A culture that possesses these qualities is better prepared to adapt to the future. But that is easier said than done. Studies show that companies with less than 100 employees are nearly three times more likely to say their digital transformation was a success than employees at organizations with more than 50,000 employees. There are several factors that influence the inability for large organizations to embrace change (like multiple levels of approval, broad buy-in required for change and the general lack of alignment) but the collective Cultural Embrace for smaller organizations is compelling.

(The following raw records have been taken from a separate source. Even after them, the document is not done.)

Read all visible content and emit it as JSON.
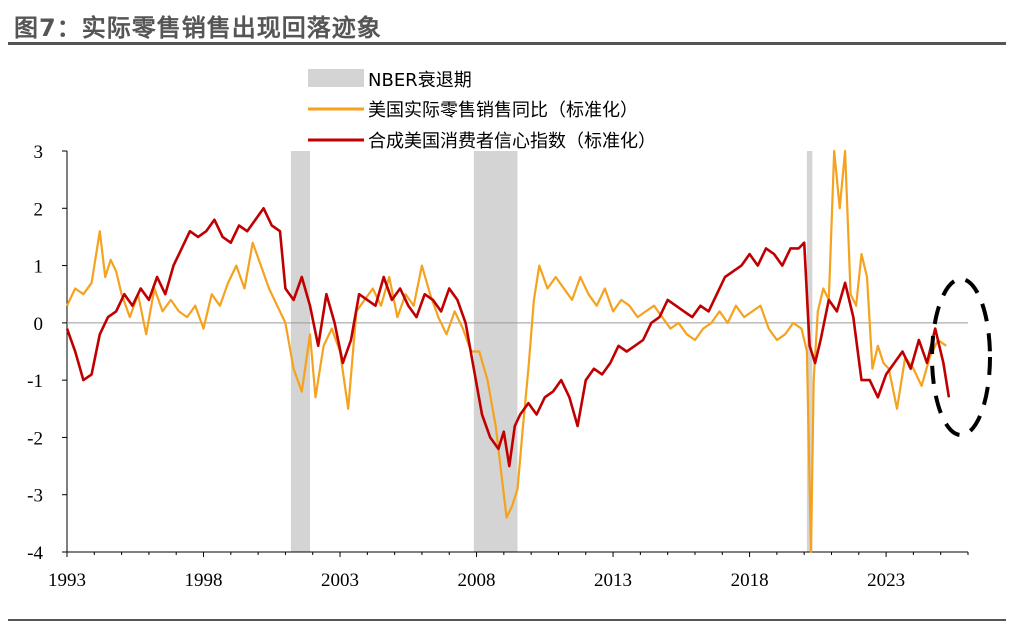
{
  "header": {
    "title": "图7：实际零售销售出现回落迹象"
  },
  "chart_data": {
    "type": "line",
    "title": "图7：实际零售销售出现回落迹象",
    "xlabel": "",
    "ylabel": "",
    "ylim": [
      -4,
      3
    ],
    "xlim": [
      1993.0,
      2026.0
    ],
    "yticks": [
      "3",
      "2",
      "1",
      "0",
      "-1",
      "-2",
      "-3",
      "-4"
    ],
    "xticks": [
      "1993",
      "1998",
      "2003",
      "2008",
      "2013",
      "2018",
      "2023"
    ],
    "grid": false,
    "legend_position": "top",
    "legend": [
      "NBER衰退期",
      "美国实际零售销售同比（标准化）",
      "合成美国消费者信心指数（标准化）"
    ],
    "recessions": [
      {
        "name": "NBER衰退期",
        "start": 2001.2,
        "end": 2001.9
      },
      {
        "name": "NBER衰退期",
        "start": 2007.9,
        "end": 2009.5
      },
      {
        "name": "NBER衰退期",
        "start": 2020.1,
        "end": 2020.3
      }
    ],
    "series": [
      {
        "name": "美国实际零售销售同比（标准化）",
        "color": "#F5A21E",
        "x": [
          1993.0,
          1993.3,
          1993.6,
          1993.9,
          1994.2,
          1994.4,
          1994.6,
          1994.8,
          1995.0,
          1995.3,
          1995.6,
          1995.9,
          1996.2,
          1996.5,
          1996.8,
          1997.1,
          1997.4,
          1997.7,
          1998.0,
          1998.3,
          1998.6,
          1998.9,
          1999.2,
          1999.5,
          1999.8,
          2000.1,
          2000.4,
          2000.7,
          2001.0,
          2001.3,
          2001.6,
          2001.9,
          2002.1,
          2002.4,
          2002.7,
          2003.0,
          2003.3,
          2003.6,
          2003.9,
          2004.2,
          2004.5,
          2004.8,
          2005.1,
          2005.4,
          2005.7,
          2006.0,
          2006.3,
          2006.6,
          2006.9,
          2007.2,
          2007.5,
          2007.8,
          2008.1,
          2008.4,
          2008.7,
          2008.9,
          2009.1,
          2009.3,
          2009.5,
          2009.7,
          2009.9,
          2010.1,
          2010.3,
          2010.6,
          2010.9,
          2011.2,
          2011.5,
          2011.8,
          2012.1,
          2012.4,
          2012.7,
          2013.0,
          2013.3,
          2013.6,
          2013.9,
          2014.2,
          2014.5,
          2014.8,
          2015.1,
          2015.4,
          2015.7,
          2016.0,
          2016.3,
          2016.6,
          2016.9,
          2017.2,
          2017.5,
          2017.8,
          2018.1,
          2018.4,
          2018.7,
          2019.0,
          2019.3,
          2019.6,
          2019.9,
          2020.1,
          2020.25,
          2020.35,
          2020.5,
          2020.7,
          2020.9,
          2021.1,
          2021.3,
          2021.5,
          2021.7,
          2021.9,
          2022.1,
          2022.3,
          2022.5,
          2022.7,
          2022.9,
          2023.1,
          2023.4,
          2023.7,
          2024.0,
          2024.3,
          2024.6,
          2024.9,
          2025.2
        ],
        "values": [
          0.3,
          0.6,
          0.5,
          0.7,
          1.6,
          0.8,
          1.1,
          0.9,
          0.5,
          0.1,
          0.5,
          -0.2,
          0.6,
          0.2,
          0.4,
          0.2,
          0.1,
          0.3,
          -0.1,
          0.5,
          0.3,
          0.7,
          1.0,
          0.6,
          1.4,
          1.0,
          0.6,
          0.3,
          0.0,
          -0.8,
          -1.2,
          -0.2,
          -1.3,
          -0.4,
          -0.1,
          -0.5,
          -1.5,
          0.2,
          0.4,
          0.6,
          0.3,
          0.8,
          0.1,
          0.5,
          0.3,
          1.0,
          0.5,
          0.1,
          -0.2,
          0.2,
          -0.1,
          -0.5,
          -0.5,
          -1.0,
          -1.8,
          -2.6,
          -3.4,
          -3.2,
          -2.9,
          -1.8,
          -0.8,
          0.4,
          1.0,
          0.6,
          0.8,
          0.6,
          0.4,
          0.8,
          0.5,
          0.3,
          0.6,
          0.2,
          0.4,
          0.3,
          0.1,
          0.2,
          0.3,
          0.1,
          -0.1,
          0.0,
          -0.2,
          -0.3,
          -0.1,
          0.0,
          0.2,
          0.0,
          0.3,
          0.1,
          0.2,
          0.3,
          -0.1,
          -0.3,
          -0.2,
          0.0,
          -0.1,
          -0.5,
          -4.0,
          -1.0,
          0.2,
          0.6,
          0.4,
          3.0,
          2.0,
          3.0,
          0.5,
          0.3,
          1.2,
          0.8,
          -0.8,
          -0.4,
          -0.7,
          -0.8,
          -1.5,
          -0.6,
          -0.8,
          -1.1,
          -0.6,
          -0.3,
          -0.4
        ]
      },
      {
        "name": "合成美国消费者信心指数（标准化）",
        "color": "#C00000",
        "x": [
          1993.0,
          1993.3,
          1993.6,
          1993.9,
          1994.2,
          1994.5,
          1994.8,
          1995.1,
          1995.4,
          1995.7,
          1996.0,
          1996.3,
          1996.6,
          1996.9,
          1997.2,
          1997.5,
          1997.8,
          1998.1,
          1998.4,
          1998.7,
          1999.0,
          1999.3,
          1999.6,
          1999.9,
          2000.2,
          2000.5,
          2000.8,
          2001.0,
          2001.3,
          2001.6,
          2001.9,
          2002.2,
          2002.5,
          2002.8,
          2003.1,
          2003.4,
          2003.7,
          2004.0,
          2004.3,
          2004.6,
          2004.9,
          2005.2,
          2005.5,
          2005.8,
          2006.1,
          2006.4,
          2006.7,
          2007.0,
          2007.3,
          2007.6,
          2007.9,
          2008.2,
          2008.5,
          2008.8,
          2009.0,
          2009.2,
          2009.4,
          2009.6,
          2009.9,
          2010.2,
          2010.5,
          2010.8,
          2011.1,
          2011.4,
          2011.7,
          2012.0,
          2012.3,
          2012.6,
          2012.9,
          2013.2,
          2013.5,
          2013.8,
          2014.1,
          2014.4,
          2014.7,
          2015.0,
          2015.3,
          2015.6,
          2015.9,
          2016.2,
          2016.5,
          2016.8,
          2017.1,
          2017.4,
          2017.7,
          2018.0,
          2018.3,
          2018.6,
          2018.9,
          2019.2,
          2019.5,
          2019.8,
          2020.0,
          2020.2,
          2020.4,
          2020.6,
          2020.9,
          2021.2,
          2021.5,
          2021.8,
          2022.1,
          2022.4,
          2022.7,
          2023.0,
          2023.3,
          2023.6,
          2023.9,
          2024.2,
          2024.5,
          2024.8,
          2025.1,
          2025.3
        ],
        "values": [
          -0.1,
          -0.5,
          -1.0,
          -0.9,
          -0.2,
          0.1,
          0.2,
          0.5,
          0.3,
          0.6,
          0.4,
          0.8,
          0.5,
          1.0,
          1.3,
          1.6,
          1.5,
          1.6,
          1.8,
          1.5,
          1.4,
          1.7,
          1.6,
          1.8,
          2.0,
          1.7,
          1.6,
          0.6,
          0.4,
          0.8,
          0.3,
          -0.4,
          0.5,
          0.0,
          -0.7,
          -0.3,
          0.5,
          0.4,
          0.3,
          0.8,
          0.4,
          0.6,
          0.3,
          0.1,
          0.5,
          0.4,
          0.2,
          0.6,
          0.4,
          0.0,
          -0.8,
          -1.6,
          -2.0,
          -2.2,
          -1.9,
          -2.5,
          -1.8,
          -1.6,
          -1.4,
          -1.6,
          -1.3,
          -1.2,
          -1.0,
          -1.3,
          -1.8,
          -1.0,
          -0.8,
          -0.9,
          -0.7,
          -0.4,
          -0.5,
          -0.4,
          -0.3,
          0.0,
          0.1,
          0.4,
          0.3,
          0.2,
          0.1,
          0.3,
          0.2,
          0.5,
          0.8,
          0.9,
          1.0,
          1.2,
          1.0,
          1.3,
          1.2,
          1.0,
          1.3,
          1.3,
          1.4,
          -0.4,
          -0.7,
          -0.3,
          0.4,
          0.2,
          0.7,
          0.1,
          -1.0,
          -1.0,
          -1.3,
          -0.9,
          -0.7,
          -0.5,
          -0.8,
          -0.3,
          -0.7,
          -0.1,
          -0.7,
          -1.3
        ]
      }
    ]
  }
}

How Others are Embracing Technological Change
The good news for people that are worried their organization is behind is that only 7% of organizations have fully transformed to a digital-first business strategy. Plus 39% of executives believe that their companies will not capture the greatest benefit for another three to five years. As many as 45% of executives don’t believe their organization has the right technology to even attempt a digital-first strategy. Plus some reports conservatively estimate that many digital transformation efforts often change goals and outcomes to achieve a lower (but marginally acceptable) level of success. Overall, there is still some room to gain on competitors
But for services and healthcare, the time for change is now and these industries are leading the way to adopt a digital-first strategy. Our clients in these verticals are looking to increase their Technical Embrace by implementing a digital-first approach throughout operations to drive out cost and make their operations more agile.
Clients have made great progress by automating everything from decision protocols that rely on machine learning and artificial intelligence to reconfiguring databases and search protocols to make access to data more immediate. The focus is on achieving frictionless data utilization across several processes to increase information immediacy and increase data relevance for users. We measure each of these results as exponentially increasing their Technical Embrace.
In services and healthcare customers are now conditioned to expect that organizations can understand their expectations and anticipate their needs. Service organizations have a great incentive to improve their overall customer experience and eventual customer satisfaction using AI and other connected technology. Cloud based applications are driving improved customer interactions and as reputations are enhanced based on successive positive experiences. Their Cultural Embrace is the natural result of enhanced customer experience expectations and this trends drives internal adoption of new technologies by stakeholders.
Although the measures of Technical Embrace and Cultural Embrace and not absolute measures they do display as a relative measure of progress and can serve as a motivator for organizations running the technology race for today.